Now, researchers at the State University of New York Downstate Medical Center in New York City have found the switch that transforms quiescent children into raging, hormonal teens. The team reports in Nature Neuroscience that allopregnanolone (THP), a chemical that normally helps soothe the activity of brain cells in adults and children by binding to receptors that inhibit accelerating electrical activity, actually becomes an antagonist during puberty.
"Puberty is certainly a time when there are huge changes in hormones," senior study author Sheryl Smith says. "When we looked at the time of puberty, we found that the steroid THP completely flipped to the opposite effect."
THP is a steroid created in the body when progesterone, the female sex hormone, is metabolized. Typically, THP is released in the brain in response to stress, and quiets the neural system within 30 minutes of escalation. THP works by binding to so-called GABA receptors on the surfaces of neurons, or nerve cells. Smith notes that GABA (gamma-aminobutyric acid) is the primary inhibitory neurotransmitter in the brain, and that "any sedative like tranquilizers, anesthetics and alcohol all act on the GABA receptor."
To determine why the system goes haywire during puberty, the team homed in on the CA1 region of the hippocampus, a curved slice in the center of the brain that regulates emotion. The CA1 has been implicated in controlling anxiety. The team was searching for a specific type of GABA receptor known as alpha4-beta2-delta, known to be particularly sensitive to steroids.
Using a female mouse model—because, Smith notes, girls are twice as likely as boys to experience anxiety disorders during puberty—the team initially tried to determine the number of such GABA receptors present in the CA1 in both young and pubertal animals.
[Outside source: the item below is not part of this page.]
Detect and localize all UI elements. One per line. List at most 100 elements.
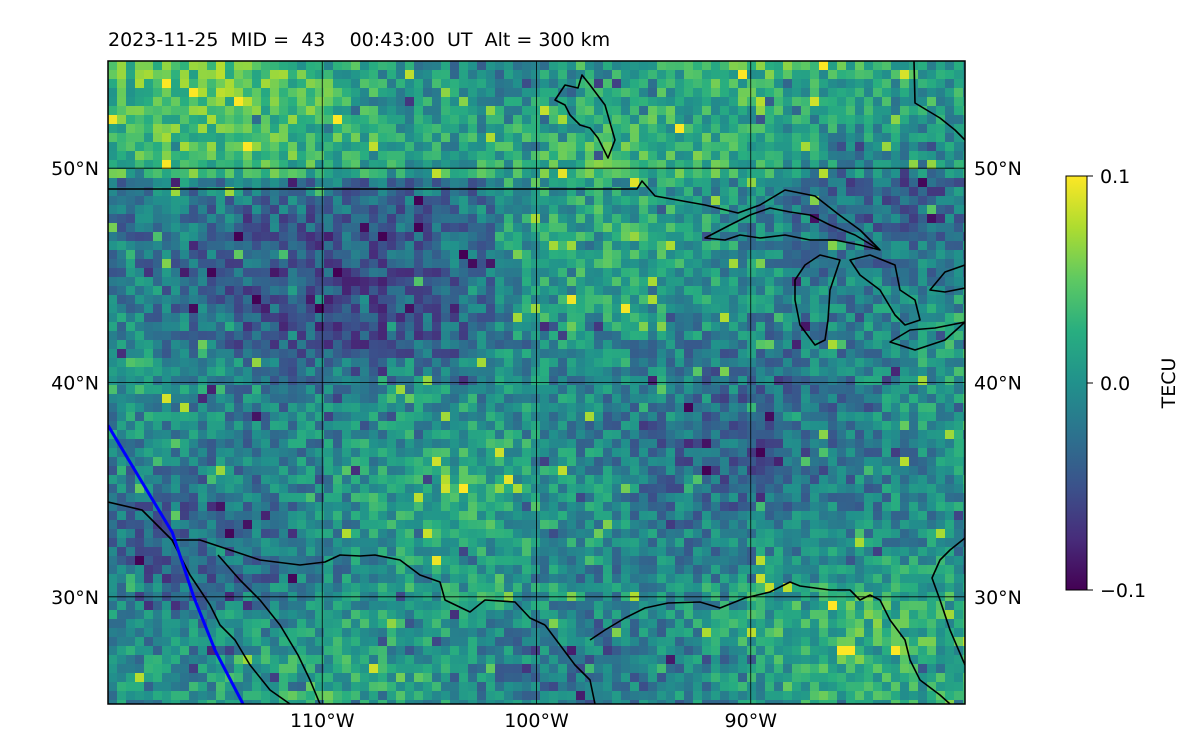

They discovered three times the amount of the alpha4-beta2-delta receptors in the adolescent mice than in the youngsters; they were located in the neurons' dendrites, the tips, through which the neurons receive messages from other nerve cells. "Before puberty in the CA1 hippocampus there is [practically] nothing," Smith says, adding that previous research showed there is also a dearth of these receptors in the adult brain.
To determine if the special receptors were linked to behavioral differences, the researchers stressed out young, pubescent and adult mice by trapping them in a plastic tube for 45 minutes. They then removed them and gave them 20 minutes to settle down before placing them in another stressful situation—a maze that is known to make the animals anxious. The 20 minutes of downtime was enough time for the young and adult mice to relax but the adolescents remained hyped up.
The team later determined in vitro that the alpha4-beta2-delta receptors in the CA1 behave differently than normal GABA receptors, absorbing a current of chloride ions, rather than expelling them. "Normally, chloride is flowing out," Smith explains, "and THP enhances the GABA receptors which enhance [the] inhibition" of out-of-control neural activity. During puberty, THP instead slows desensitizes GABA receptors, allowing spiking brain activity to carry on unchecked.
Smith says that her group's mouse model faithfully emulates the conditions in humans. "We know that the human alpha4-beta2-delta GABA receptor is also inhibited [during puberty] as it is in the mouse," she says. "This suggests a biological basis for these changes in mood and amplified responses in stress."
She notes that this newly discovered nexus could pave the way for new treatments for depression in teen girls. This suggests that the research community can "develop strategies either targeting [THP]," or the receptors, she says.